Question:
Find the equations o the line that intersects the lines
2x + y - 1 = 0 = x - 2y + 3z (say 1)
3x - y + z - 2 + 2 = 0 = 4x + 5y - 2x - 3 (say 2)
and is parallel to the line x/1 = y/2 = z/3 (say 3)
=============================================
My work so far:
I noted that the RHS of (2) did not have a z coefficient, which I'm not sure is a typo, since this is how it was given in the question.

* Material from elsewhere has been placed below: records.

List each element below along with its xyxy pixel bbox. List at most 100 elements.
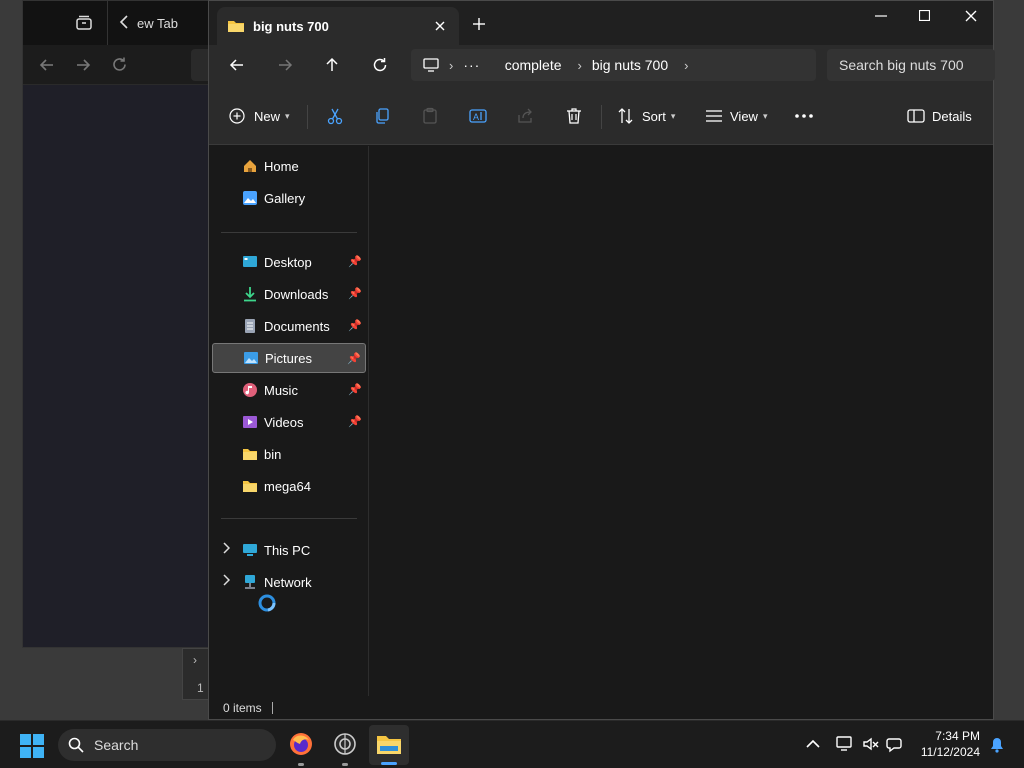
explorer-tab[interactable]: big nuts 700 [217, 7, 459, 45]
dialog-row-number: 1 [197, 681, 204, 695]
search-box[interactable] [827, 49, 995, 81]
title-bar: big nuts 700 [209, 1, 993, 45]
gallery-icon [243, 191, 257, 205]
network-status-icon[interactable] [836, 735, 854, 753]
clock-time: 7:34 PM [935, 729, 980, 743]
tab-actions-icon[interactable] [75, 14, 93, 32]
chevron-right-icon[interactable] [222, 542, 230, 554]
delete-button[interactable] [565, 101, 583, 131]
close-tab-icon[interactable] [435, 21, 445, 31]
chevron-down-icon: ▾ [285, 110, 290, 121]
close-window-icon[interactable] [965, 10, 977, 22]
sort-button[interactable]: Sort ▾ [617, 101, 675, 131]
command-bar: New ▾ A Sort ▾ View ▾ Details [209, 87, 993, 145]
nav-item-gallery[interactable]: Gallery [212, 183, 366, 213]
firefox-icon[interactable] [289, 732, 313, 756]
chevron-up-icon[interactable] [806, 739, 820, 749]
nav-label: This PC [264, 542, 311, 558]
nav-item-videos[interactable]: Videos 📌 [212, 407, 366, 437]
notification-bell-icon[interactable] [989, 737, 1005, 753]
pin-icon[interactable]: 📌 [348, 415, 362, 428]
chevron-down-icon: ▾ [670, 110, 676, 121]
chevron-down-icon: ▾ [762, 110, 768, 121]
view-list-icon [706, 110, 722, 122]
pin-icon[interactable]: 📌 [348, 319, 362, 332]
svg-text:A: A [473, 112, 479, 122]
details-pane-icon [907, 109, 925, 123]
refresh-button[interactable] [364, 49, 396, 81]
browser-tab-label[interactable]: ew Tab [137, 16, 178, 31]
refresh-icon[interactable] [111, 56, 128, 73]
breadcrumb[interactable]: › ··· › complete › big nuts 700 › [411, 49, 816, 81]
chevron-right-icon[interactable]: › [578, 58, 582, 73]
search-input[interactable] [839, 57, 989, 73]
share-button[interactable] [517, 101, 535, 131]
status-bar: 0 items [209, 696, 993, 720]
forward-icon[interactable] [75, 57, 91, 73]
pin-icon[interactable]: 📌 [348, 383, 362, 396]
back-button[interactable] [221, 49, 253, 81]
status-divider [271, 702, 273, 714]
pin-icon[interactable]: 📌 [348, 255, 362, 268]
details-label: Details [932, 108, 972, 124]
chevron-right-icon[interactable]: › [684, 58, 688, 73]
background-browser-window: ew Tab [22, 0, 222, 648]
nav-item-mega64[interactable]: mega64 [212, 471, 366, 501]
nav-label: Gallery [264, 190, 306, 206]
nav-item-documents[interactable]: Documents 📌 [212, 311, 366, 341]
rename-button[interactable]: A [469, 101, 487, 131]
more-locations-icon[interactable]: ··· [463, 57, 480, 73]
maximize-icon[interactable] [919, 10, 930, 21]
nav-item-downloads[interactable]: Downloads 📌 [212, 279, 366, 309]
chevron-right-icon: › [193, 653, 197, 667]
nav-item-network[interactable]: Network [212, 567, 366, 597]
clock[interactable]: 7:34 PM 11/12/2024 [900, 729, 980, 759]
share-icon [518, 108, 532, 123]
taskbar: Search 7:34 PM 11/12/2024 [0, 720, 1024, 768]
chevron-right-icon[interactable] [222, 574, 230, 586]
nav-label: Desktop [264, 254, 312, 270]
breadcrumb-current[interactable]: big nuts 700 [592, 57, 668, 73]
nav-item-this-pc[interactable]: This PC [212, 535, 366, 565]
pin-icon[interactable]: 📌 [347, 352, 361, 365]
chevron-right-icon[interactable]: › [449, 58, 453, 73]
documents-icon [245, 319, 255, 333]
paste-button[interactable] [421, 101, 439, 131]
taskbar-search[interactable]: Search [58, 729, 276, 761]
search-label: Search [94, 737, 139, 753]
start-button[interactable] [20, 734, 44, 758]
chevron-left-icon[interactable] [119, 15, 129, 29]
app-globe-icon[interactable] [333, 732, 357, 756]
more-icon [795, 114, 813, 118]
new-tab-icon[interactable] [473, 18, 485, 30]
nav-label: Network [264, 574, 312, 590]
nav-item-bin[interactable]: bin [212, 439, 366, 469]
up-button[interactable] [316, 49, 348, 81]
folder-icon [243, 449, 257, 460]
minimize-icon[interactable] [875, 15, 887, 17]
computer-icon[interactable] [423, 58, 439, 72]
details-button[interactable]: Details [907, 101, 972, 131]
file-list-area[interactable] [369, 146, 993, 696]
nav-item-desktop[interactable]: Desktop 📌 [212, 247, 366, 277]
volume-muted-icon[interactable] [862, 735, 880, 753]
more-options-button[interactable] [794, 101, 814, 131]
pin-icon[interactable]: 📌 [348, 287, 362, 300]
copy-button[interactable] [373, 101, 391, 131]
new-button[interactable]: New ▾ [229, 101, 290, 131]
view-button[interactable]: View ▾ [705, 101, 767, 131]
forward-button[interactable] [269, 49, 301, 81]
cut-button[interactable] [326, 101, 344, 131]
refresh-icon [373, 58, 387, 72]
back-icon[interactable] [39, 57, 55, 73]
new-label: New [254, 108, 281, 124]
videos-icon [243, 416, 257, 428]
explorer-taskbar-button[interactable] [369, 725, 409, 765]
nav-label: Home [264, 158, 299, 174]
nav-item-music[interactable]: Music 📌 [212, 375, 366, 405]
nav-label: Downloads [264, 286, 329, 302]
nav-item-home[interactable]: Home [212, 151, 366, 181]
navigation-pane: Home Gallery Desktop 📌 Downloads 📌 Docum… [209, 146, 369, 696]
nav-item-pictures[interactable]: Pictures 📌 [212, 343, 366, 373]
breadcrumb-complete[interactable]: complete [505, 57, 562, 73]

To solve this, I had an approach to the question as follows:
(1) Equations of general lines passing through (1) & (2) are given by,
2x + y - 1 +k(x - 2y + 3z)----- (4) and
3x - y + z - 2 + 2 + r(4x + 5y - 2x - 3) ----(5) for some real number k &r, respectively.
Let A & B be the points that the required line intersects (4) & (5).
Also, the required line is given to be parallel to the line x/1 = y/2 = z/3
So due to parallelism, the direction ratios of (3) & (4) and (3) & (5) should be proportional at the points of intersection A & B.
i.e. (2+k)/1 = (1-2k)/2 = 3k/3 ---(6) and
(3+2r)/1 = (5r-1)/2 = 1/3 ---(7), which gives,
2+k=k from (6), which gives 2=0(??????)
Am I taking a wrong approach here?
first of all what you state as:
2x + y - 1 = 0 = x - 2y + 3z (say 1)
to me looks like the equation of 2 planes , which are
2x + y -1 = 0 and
x - 2y + 3z = 0
equations of planes take the form ax + by + cz = k
equation of lines cannot be written like that.
The intersection of those two planes would be a line,
as would be the intersection of 3x - y + z - 2 + 2 = 0 = 4x + 5y - 2x - 3
I also noticed that
4x + 5y - 2x - 3 = 0 probably should say: 4x + 5y - 2z - 3 = 0
otherwise why not add up the x terms ??
Look over your typing carefully, and see if you have some typos.
(btw, it is just about midnight where I live, so I am cashing in right now.
Unless oobleck is still hanging around, you might not get an answer until
the morning)